Bu arada Cerattepe’ye ilişkin bilirkişi raporu da açıklandı. Bilirkişiler, üniversite bitirme tezlerinde bu görüşleri savunsalardı kesinlikle mezun olamazlardı. Bilim dışı bu görüşlere ilişkin çok şey söylenebilir. Ama uzunca bir süredir, konunun uzmanlarınca bilimsel birçok konu yazıldı, söylendi. Ayrıntılı raporlar yayınlandı. Gerçek uzmanların açıkladığı görüşlerle, son bilirkişi raporunun uzaktan yakından ilişkisi yok. Bu iş burada yapılacak, bu madenler (altın, gümüş, bakır v.d) çıkarılacak anlayışına uyarlanmış bir rapor.
Konunun meslek alanımla ilgili birkaç noktasına değineyim sadece.

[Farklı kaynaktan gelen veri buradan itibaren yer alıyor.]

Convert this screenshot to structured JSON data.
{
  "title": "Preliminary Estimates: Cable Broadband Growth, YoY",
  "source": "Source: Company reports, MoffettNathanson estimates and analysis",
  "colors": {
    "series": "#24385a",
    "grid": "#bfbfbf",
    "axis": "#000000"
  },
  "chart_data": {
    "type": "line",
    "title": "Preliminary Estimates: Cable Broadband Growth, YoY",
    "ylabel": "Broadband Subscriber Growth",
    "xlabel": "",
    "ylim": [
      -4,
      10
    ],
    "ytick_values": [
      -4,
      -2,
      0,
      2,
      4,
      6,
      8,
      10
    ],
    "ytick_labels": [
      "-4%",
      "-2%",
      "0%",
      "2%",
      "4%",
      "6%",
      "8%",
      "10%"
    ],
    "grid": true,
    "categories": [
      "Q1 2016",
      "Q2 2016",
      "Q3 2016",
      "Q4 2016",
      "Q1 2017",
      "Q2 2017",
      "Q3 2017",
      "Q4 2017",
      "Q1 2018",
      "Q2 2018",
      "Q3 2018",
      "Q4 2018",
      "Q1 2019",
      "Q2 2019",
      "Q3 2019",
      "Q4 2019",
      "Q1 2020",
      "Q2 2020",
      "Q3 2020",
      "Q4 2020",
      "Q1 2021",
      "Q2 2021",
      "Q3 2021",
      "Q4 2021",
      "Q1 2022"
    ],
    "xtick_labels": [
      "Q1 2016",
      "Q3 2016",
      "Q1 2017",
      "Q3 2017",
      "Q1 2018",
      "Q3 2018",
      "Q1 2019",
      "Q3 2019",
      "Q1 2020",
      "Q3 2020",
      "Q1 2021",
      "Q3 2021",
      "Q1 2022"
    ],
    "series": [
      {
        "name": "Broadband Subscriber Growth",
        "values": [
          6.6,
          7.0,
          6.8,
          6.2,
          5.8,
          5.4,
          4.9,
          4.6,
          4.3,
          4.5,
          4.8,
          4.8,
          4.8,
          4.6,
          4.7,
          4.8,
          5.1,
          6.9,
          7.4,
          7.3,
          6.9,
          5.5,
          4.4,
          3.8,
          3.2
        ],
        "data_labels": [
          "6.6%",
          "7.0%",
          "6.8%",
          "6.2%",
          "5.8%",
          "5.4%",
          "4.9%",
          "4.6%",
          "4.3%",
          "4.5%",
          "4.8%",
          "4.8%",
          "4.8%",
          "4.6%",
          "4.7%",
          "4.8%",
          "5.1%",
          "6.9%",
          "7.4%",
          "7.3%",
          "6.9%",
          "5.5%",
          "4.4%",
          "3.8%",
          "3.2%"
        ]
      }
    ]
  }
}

Bütün jeoloji mühendisleri bilir ki; Doğu Karadeniz potansiyel bir heyelan ve sel bölgesidir. Stabil denge her an değişebilecek potansiyele sahiptir. Yakın zamandaki Hopa örneği gibi. Bölge genelinde doğal dengeye yapılacak en küçük bir müdahalenin yaratacağı sonuçları önceden kestirmek olanaksızdır. Geçmişte buna ilişkin yüzlerce olay yaşanmıştır. Küçük bir yol çalışması bile büyük bir heyelanı tetikleyebilir. 1988 yılında 46 kişinin yaşamını yitirdiği Trabzon-Maçka- Çatak Heyelanı örneği. Bilirkişiler, Karadeniz Teknik Üniversitesi’nin arşivlerine girip baksalardı eğer, bölgede yaşanmış daha birçok tarihsel heyelanların nedenlerini ve sonuçlarını görebilirlerdi.

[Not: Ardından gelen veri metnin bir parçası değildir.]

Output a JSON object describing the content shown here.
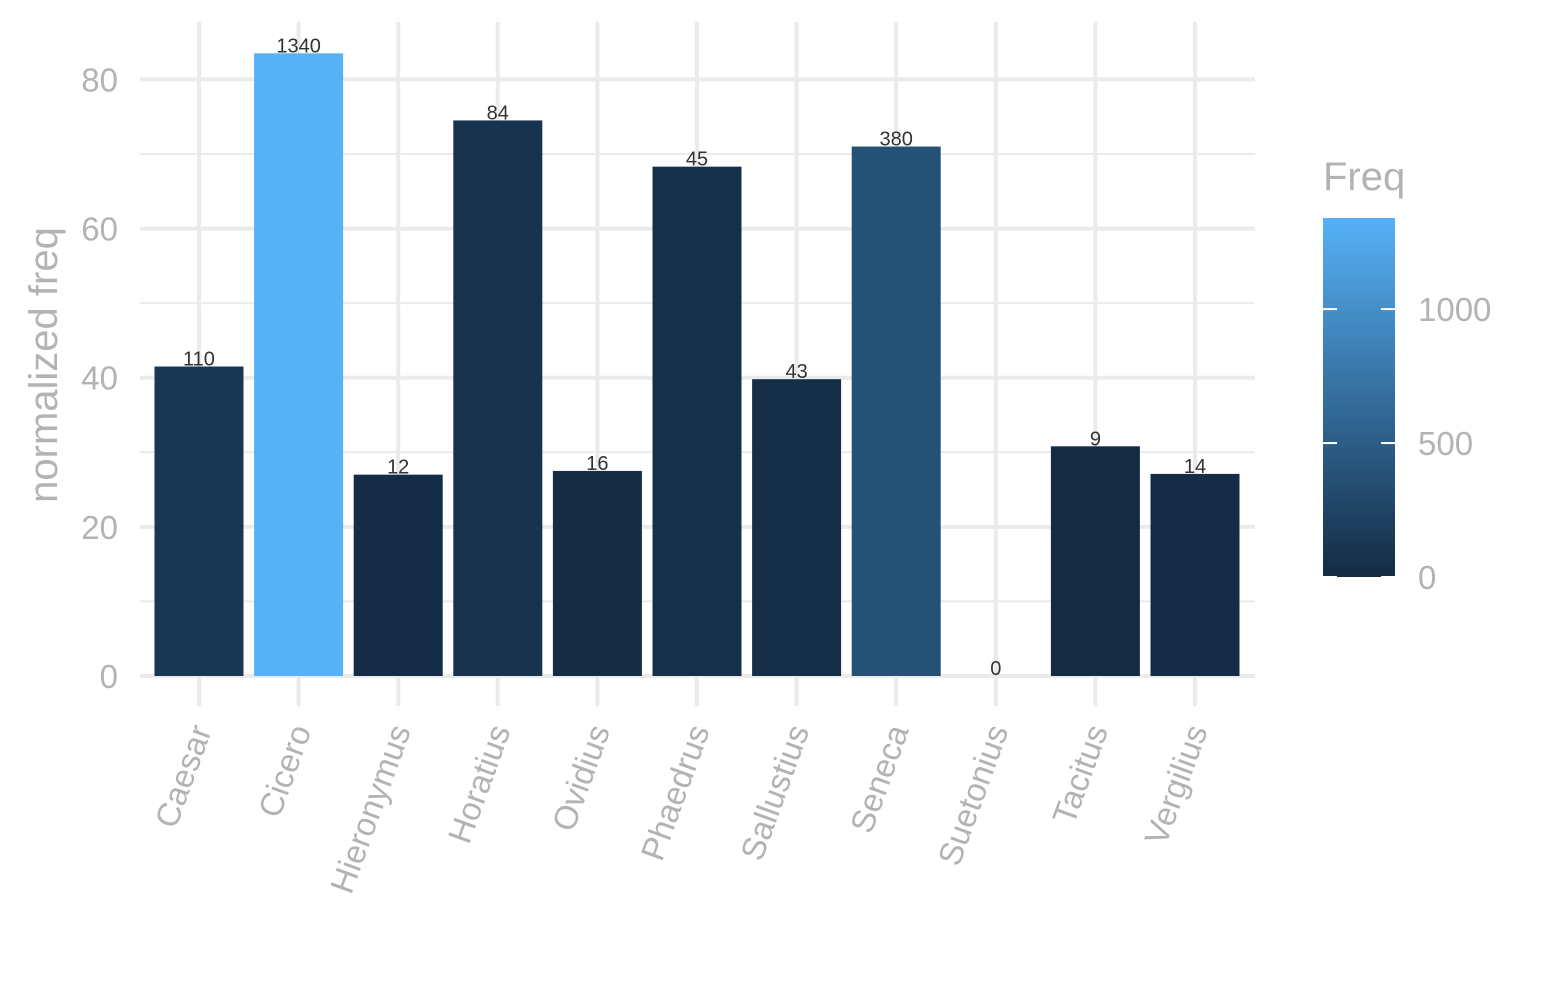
{
  "chart_data": {
    "type": "bar",
    "categories": [
      "Caesar",
      "Cicero",
      "Hieronymus",
      "Horatius",
      "Ovidius",
      "Phaedrus",
      "Sallustius",
      "Seneca",
      "Suetonius",
      "Tacitus",
      "Vergilius"
    ],
    "values": [
      41.5,
      83.5,
      27,
      74.5,
      27.5,
      68.3,
      39.8,
      71,
      0,
      30.8,
      27.1
    ],
    "freq": [
      110,
      1340,
      12,
      84,
      16,
      45,
      43,
      380,
      0,
      9,
      14
    ],
    "bar_labels": [
      "110",
      "1340",
      "12",
      "84",
      "16",
      "45",
      "43",
      "380",
      "0",
      "9",
      "14"
    ],
    "xlabel": "",
    "ylabel": "normalized freq",
    "ylim": [
      0,
      87.7
    ],
    "yticks": [
      0,
      20,
      40,
      60,
      80
    ],
    "grid": true,
    "legend": {
      "title": "Freq",
      "placement": "right",
      "range": [
        0,
        1340
      ],
      "ticks": [
        0,
        500,
        1000
      ],
      "tick_labels": [
        "0",
        "500",
        "1000"
      ],
      "low_color": "#132B43",
      "high_color": "#56B1F7"
    }
  }
}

Hiç değinilmeyen en önemli konulardan birisi de “asit kaya drenajı” sorunu. Cerattepe gibi masif sülfit cevher yataklarının yarattığı en önemli ekolojik sorun. Başta prit, kalkoprit, sfalerit, galen gibi sülfitli minerallerin, hava ve su ile teması sonucu oksidasyona uğraması ve sülfit mineralleri ile beslenen bazı bakteri türlerinin bu oksidasyon hızını arttırması sonucu oluşan doğal drenaja asit kaya drenajı denir. Artvin gibi yağışı bol ve nemi fazla iklimlerde oksidasyon hızı en üst noktadadır. Hava ve su ile temas eden sülfit içerikli birimlerin, pasa alanlarında, cevher stok alanlarında, açık ocak şevlerinde ve yer altı ocak duvarlarında oluşturduğu asit kaya drenajı ve metal liçi nedeniyle, yerüstü ve yer altı suları olumsuz etkilenir ve kirli sarı renkli bu asidik sular bütün canlı yaşamını tehlikeye sokar. Konu su olunca, uzaklık veya yakınlık kavramlarının da anlamsızlığı ortadadır. Konu sadece içme suyu sorunu da değildir. Bütün yüzey ve yer altı suları tehlike altına girer. Önlenmesi çok zor ve çok maliyetli bir konudur. Ama işin başında çok ciddi bilimsel ve teknik önlemler alınmadığında (ki bunlar bize göre işler değildir) sonradan olanaksızdır. Ama Artvin’in klimatolojik, jeolojik ve topoğrafik özellikleri göz önüne alındığında baştan da önlenmesi pek olanaklı değildir.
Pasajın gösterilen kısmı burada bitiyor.